The steep growth will be fuelled by further falls in development costs of up to 35% for wind and 70% for solar, predicts the supermajor’s annual study, which is seen as one of the most comprehensive attempts to forecast long-term energy trends.

BP chief executive Benard Looney said the outlook had been “instrumental” in developing the company's recently-announced strategy to increase its annual low carbon investment to about $5bn per annum, and increase its renewable generating capacity to about 50GW by 2030.

“This year the Outlook reaches out a decade further than before, to 2050 – the year by which we intend to deliver our net zero ambition,” Looney said on Monday. He is expected to give more details of BP's plans for the energy transition over the next few days.
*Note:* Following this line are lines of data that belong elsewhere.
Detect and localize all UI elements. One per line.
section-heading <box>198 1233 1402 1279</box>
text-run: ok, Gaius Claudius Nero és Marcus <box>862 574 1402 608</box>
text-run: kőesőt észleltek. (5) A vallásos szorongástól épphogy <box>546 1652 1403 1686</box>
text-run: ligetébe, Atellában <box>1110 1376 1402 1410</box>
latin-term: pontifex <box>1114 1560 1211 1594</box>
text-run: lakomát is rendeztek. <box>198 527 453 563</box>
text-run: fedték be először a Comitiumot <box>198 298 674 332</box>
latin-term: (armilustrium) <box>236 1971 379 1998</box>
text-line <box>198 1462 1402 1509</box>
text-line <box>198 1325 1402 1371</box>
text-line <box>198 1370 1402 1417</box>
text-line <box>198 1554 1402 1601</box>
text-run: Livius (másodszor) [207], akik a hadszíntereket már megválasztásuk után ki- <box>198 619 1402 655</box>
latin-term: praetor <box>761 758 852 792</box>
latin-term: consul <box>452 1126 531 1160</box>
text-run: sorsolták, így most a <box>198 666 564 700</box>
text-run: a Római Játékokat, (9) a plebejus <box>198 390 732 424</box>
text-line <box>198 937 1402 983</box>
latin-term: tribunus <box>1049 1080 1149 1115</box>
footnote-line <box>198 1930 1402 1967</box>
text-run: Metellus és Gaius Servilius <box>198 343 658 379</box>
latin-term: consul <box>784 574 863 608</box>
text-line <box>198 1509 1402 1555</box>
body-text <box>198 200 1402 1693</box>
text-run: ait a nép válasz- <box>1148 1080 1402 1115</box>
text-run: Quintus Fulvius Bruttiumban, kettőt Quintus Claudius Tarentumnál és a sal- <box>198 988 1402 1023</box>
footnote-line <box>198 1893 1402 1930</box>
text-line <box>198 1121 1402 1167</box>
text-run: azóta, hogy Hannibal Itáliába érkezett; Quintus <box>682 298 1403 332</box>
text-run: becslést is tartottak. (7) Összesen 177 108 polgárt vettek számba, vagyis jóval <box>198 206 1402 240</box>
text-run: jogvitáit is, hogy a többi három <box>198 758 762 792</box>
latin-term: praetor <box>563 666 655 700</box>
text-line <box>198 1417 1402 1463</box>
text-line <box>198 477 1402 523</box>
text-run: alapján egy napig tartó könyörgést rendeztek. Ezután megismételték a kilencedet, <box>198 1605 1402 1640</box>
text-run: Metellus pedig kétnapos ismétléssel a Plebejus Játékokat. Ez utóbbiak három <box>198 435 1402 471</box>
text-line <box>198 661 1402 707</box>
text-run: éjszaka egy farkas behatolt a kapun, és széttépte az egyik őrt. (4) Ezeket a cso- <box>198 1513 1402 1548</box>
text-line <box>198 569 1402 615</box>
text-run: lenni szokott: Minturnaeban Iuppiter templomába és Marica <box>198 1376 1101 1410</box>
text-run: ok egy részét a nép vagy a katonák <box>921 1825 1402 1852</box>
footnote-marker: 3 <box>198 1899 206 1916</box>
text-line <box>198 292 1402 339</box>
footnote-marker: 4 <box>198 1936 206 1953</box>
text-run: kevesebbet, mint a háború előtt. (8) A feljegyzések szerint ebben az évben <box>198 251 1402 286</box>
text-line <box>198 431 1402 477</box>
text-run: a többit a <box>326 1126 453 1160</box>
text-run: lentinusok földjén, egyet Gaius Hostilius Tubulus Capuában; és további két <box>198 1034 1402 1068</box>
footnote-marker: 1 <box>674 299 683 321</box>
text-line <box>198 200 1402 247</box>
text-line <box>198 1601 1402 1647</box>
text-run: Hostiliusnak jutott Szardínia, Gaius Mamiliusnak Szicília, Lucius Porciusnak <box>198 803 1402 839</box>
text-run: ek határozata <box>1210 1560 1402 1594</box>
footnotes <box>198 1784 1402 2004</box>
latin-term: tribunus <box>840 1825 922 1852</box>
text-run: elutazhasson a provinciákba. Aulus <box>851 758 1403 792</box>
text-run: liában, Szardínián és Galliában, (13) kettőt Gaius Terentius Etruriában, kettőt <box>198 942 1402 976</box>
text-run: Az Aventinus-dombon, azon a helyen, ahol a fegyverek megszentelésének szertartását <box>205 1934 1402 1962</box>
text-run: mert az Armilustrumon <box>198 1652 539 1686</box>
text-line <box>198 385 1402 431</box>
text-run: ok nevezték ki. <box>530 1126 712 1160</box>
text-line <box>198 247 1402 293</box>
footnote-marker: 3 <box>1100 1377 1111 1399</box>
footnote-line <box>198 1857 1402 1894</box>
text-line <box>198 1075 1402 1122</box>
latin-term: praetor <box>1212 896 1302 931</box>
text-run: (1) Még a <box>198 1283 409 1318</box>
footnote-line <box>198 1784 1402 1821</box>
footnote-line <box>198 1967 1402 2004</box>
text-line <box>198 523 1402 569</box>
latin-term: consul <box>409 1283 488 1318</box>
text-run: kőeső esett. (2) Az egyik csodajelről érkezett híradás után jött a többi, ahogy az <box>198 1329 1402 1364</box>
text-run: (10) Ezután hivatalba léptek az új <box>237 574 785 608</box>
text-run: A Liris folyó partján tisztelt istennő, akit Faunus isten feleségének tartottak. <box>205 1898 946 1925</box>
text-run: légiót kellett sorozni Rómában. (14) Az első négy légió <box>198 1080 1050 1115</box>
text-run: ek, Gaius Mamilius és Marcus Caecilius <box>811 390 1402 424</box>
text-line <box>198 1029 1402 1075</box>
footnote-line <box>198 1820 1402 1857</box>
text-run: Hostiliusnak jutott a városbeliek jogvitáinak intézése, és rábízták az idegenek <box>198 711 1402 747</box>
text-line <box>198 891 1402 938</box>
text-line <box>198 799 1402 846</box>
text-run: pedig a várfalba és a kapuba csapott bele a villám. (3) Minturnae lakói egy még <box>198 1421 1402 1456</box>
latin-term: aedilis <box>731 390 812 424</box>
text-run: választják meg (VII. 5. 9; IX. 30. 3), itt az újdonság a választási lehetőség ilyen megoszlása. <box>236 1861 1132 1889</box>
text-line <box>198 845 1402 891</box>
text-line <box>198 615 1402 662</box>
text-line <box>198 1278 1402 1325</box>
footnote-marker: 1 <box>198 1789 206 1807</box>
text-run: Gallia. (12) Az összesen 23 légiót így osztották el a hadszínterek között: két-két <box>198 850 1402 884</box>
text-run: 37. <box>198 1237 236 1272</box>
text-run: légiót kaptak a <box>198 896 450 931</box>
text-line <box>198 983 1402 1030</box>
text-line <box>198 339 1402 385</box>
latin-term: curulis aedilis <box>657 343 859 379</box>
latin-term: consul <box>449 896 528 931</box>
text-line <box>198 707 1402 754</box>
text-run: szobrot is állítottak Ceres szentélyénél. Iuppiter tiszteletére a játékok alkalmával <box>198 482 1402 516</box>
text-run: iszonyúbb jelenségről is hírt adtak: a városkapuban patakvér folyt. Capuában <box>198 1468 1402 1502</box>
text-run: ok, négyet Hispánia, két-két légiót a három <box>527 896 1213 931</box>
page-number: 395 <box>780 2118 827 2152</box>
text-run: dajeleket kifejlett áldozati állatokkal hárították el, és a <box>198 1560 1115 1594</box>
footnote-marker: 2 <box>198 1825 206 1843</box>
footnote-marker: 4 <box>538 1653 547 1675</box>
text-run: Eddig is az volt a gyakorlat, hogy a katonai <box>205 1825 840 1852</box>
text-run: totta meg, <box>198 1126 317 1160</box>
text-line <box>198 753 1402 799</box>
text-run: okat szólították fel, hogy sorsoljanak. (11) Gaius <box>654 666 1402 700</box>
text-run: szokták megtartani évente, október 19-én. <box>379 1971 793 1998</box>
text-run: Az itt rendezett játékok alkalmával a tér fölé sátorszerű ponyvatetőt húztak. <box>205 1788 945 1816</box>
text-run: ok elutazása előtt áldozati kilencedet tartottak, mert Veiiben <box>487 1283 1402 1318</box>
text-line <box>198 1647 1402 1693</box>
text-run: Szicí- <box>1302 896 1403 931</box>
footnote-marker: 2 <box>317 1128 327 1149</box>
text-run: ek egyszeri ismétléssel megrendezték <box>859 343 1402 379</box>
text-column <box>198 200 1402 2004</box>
The release of the 2020 Energy Outlook comes a few days after UK-based BP made a dramatic entry into offshore wind with a $1.1bn deal to join Equinor in its US projects.

Oil never recovers

All three of its scenarios forecast a decline in oil demand over the next 30 years, and in two of the three it “never fully recovers ‎from the fall caused by Covid-19”.

The steepest decline is forecast under the “Net Zero” scenario, with BP predicting an 80% drop in oil demand if carbon emissions are reduced by more than 95%, from 2018 levels, by 2050 to limit temperature rises to 1.5 degrees Celsius.

Under the company’s “Rapid” scenario, BP predicts oil demand could fall 55%, as the carbon emissions decline about 70% by 2050 as policy measures are introduced to cut emissions, led by a significant increase in carbon prices. Under both Rapid and Net Zero, BP forecasts carbon prices to reach $250 per tonne in the developed world and $175 per tonne in emerging economies by 2050.

Even under BP’s “Business-as-usual” (BAU) scenario the company’s outlook predicts a 10% fall in oil demand. The BAU scenario assumes government policies, technologies and societal preferences continue to evolve in a similar and manner and speed as recent years, which would only see emissions fall to 10% below 2018 levels by 2050.

The decline across all three scenarios will be driven by increasing efficiency and electrification of road transportation.

BP also highlighted the increasing importance of hydrogen and bioenergy in the energy transition, with hydrogen’s use in the energy mix anticipated to increase in the second half of the outlook under the Net Zero and Rapid scenarios.

Under the Net Zero scope, hydrogen is anticipated to account for 16% of all energy consumption by 2050, while under Rapid it accounts for about 7%.

By 2050, bioenergy accounts for about 7% of primary energy in Rapid and almost 10% in Net Zero.

Better outlook for gas

BP’s outlook for gas is more positive than oil, with natural gas expected to continue to play a key role in the transition to a lower carbon future.

Under the Net Zero scenario, BP forecasts gas demand to peak by the mid-2020s and be a third lower than 2018 levels by 2050, while under the rapid scenario it would peak a decade later in the mid-2030s, but demand would be similar to 2018 levels by the end of the forecast period.

Under the BAU scenario, BP expects demand for gas to continue to grow over the entire forecast period, to be about a third higher in 2050 than it was in 2018.

BP noted that gas would continue to support a shift away from coal in fast growing, developing economies, where renewables and other non-fossil fuels may not be able to grow quickly enough to replace coal.

It also highlighted that the adoption of carbon capture, utilisation and storage (CCUS) provided a source of “near” zero-carbon power, noting that CCUS accounted for between 8% and 10% of primary energy by 2050 under its Rapid and Net Zero scenarios.

Note: Amends earlier version to correct level of wind and solar build under high scenario.